Seorang pesulap mampu melakukan trik-trik luar biasa, seperti menghilangkan benda, menebak kartu, atau menampilkan sebuah ilusi. Banyak orang kagum dan percaya pada apa yang mereka lihat, padahal itu hanyalah tipuan dan manipulasi. Apa yang dilakukan pesulap tidak mengubah kenyataan yang sebenarnya. Gambaran manipulasi ini juga dapat terjadi menjelang hari Tuhan.
Jemaat Tesalonika keliru memahami konsep akhir zaman sebagai situasi menakutkan yang penuh kehancuran. Karena itu, dalam suratnya yang kedua, Rasul Paulus meluruskan pemahaman tersebut. Ia menjelaskan bahwa salah satu peristiwa yang mendahului hari Tuhan adalah disingkirkannya pengekangan terhadap kedurhakaan, sehingga manusia durhaka akan dinyatakan. Implikasinya, Allah akan membiarkan, sampai batas tertentu, kejahatan bekerja lebih bebas di bumi. Si pendurhaka ini merupakan alat iblis yang menipu orang-orang yang tidak percaya melalui tanda-tanda dan mukjizat. Namun, pada kedatangan-Nya yang kedua, Yesus akan membinasakan manusia durhaka beserta semua orang yang menolak-Nya.

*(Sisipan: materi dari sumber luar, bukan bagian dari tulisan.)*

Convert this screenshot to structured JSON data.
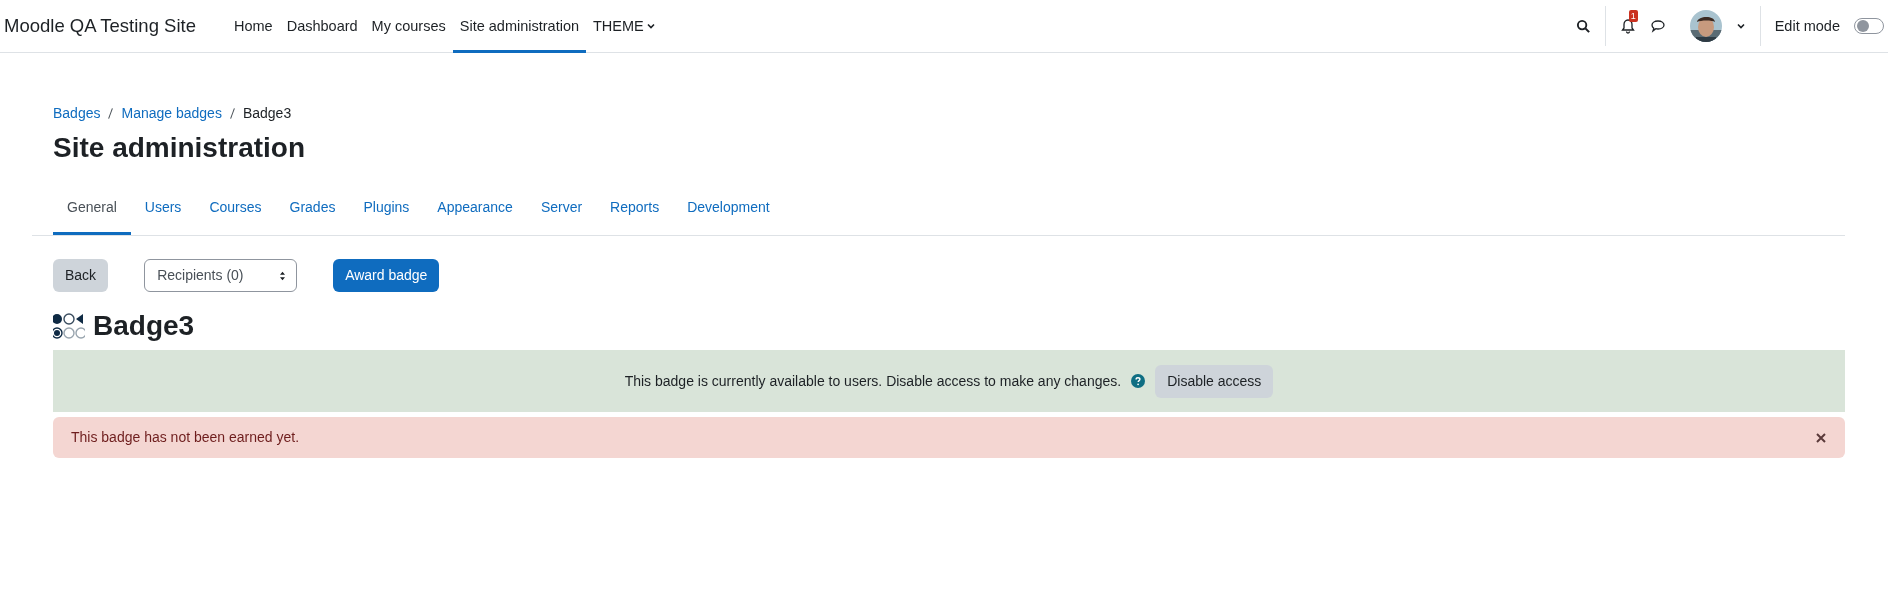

Youth, kita hidup di dunia yang juga dikuasai oleh kejahatan dan ketidakadilan. Bahkan, pendurhaka dan penentang kebenaran tampak lebih leluasa, sehingga hal ini dapat membuat kita cemas atau frustrasi. Namun, Allah tidak kehilangan kendali. Ia menetapkan batas bagi kejahatan, dan pada waktu-Nya yang tepat, Kristus akan menegakkan keadilan serta menghukum dosa. Karena itu, kita dipanggil untuk tetap setia dan hidup benar, tidak terintimidasi oleh kefasikan di sekitar kita, sebab kemenangan adalah milik Allah.
- Bagaimana gambaran Paulus tentang peristiwa menjelang hari Tuhan?
- Apa saja upayamu agar tidak dimanipulasi oleh si jahat?
Pokok Doa: Menjaga iman menjelang hari Tuhan.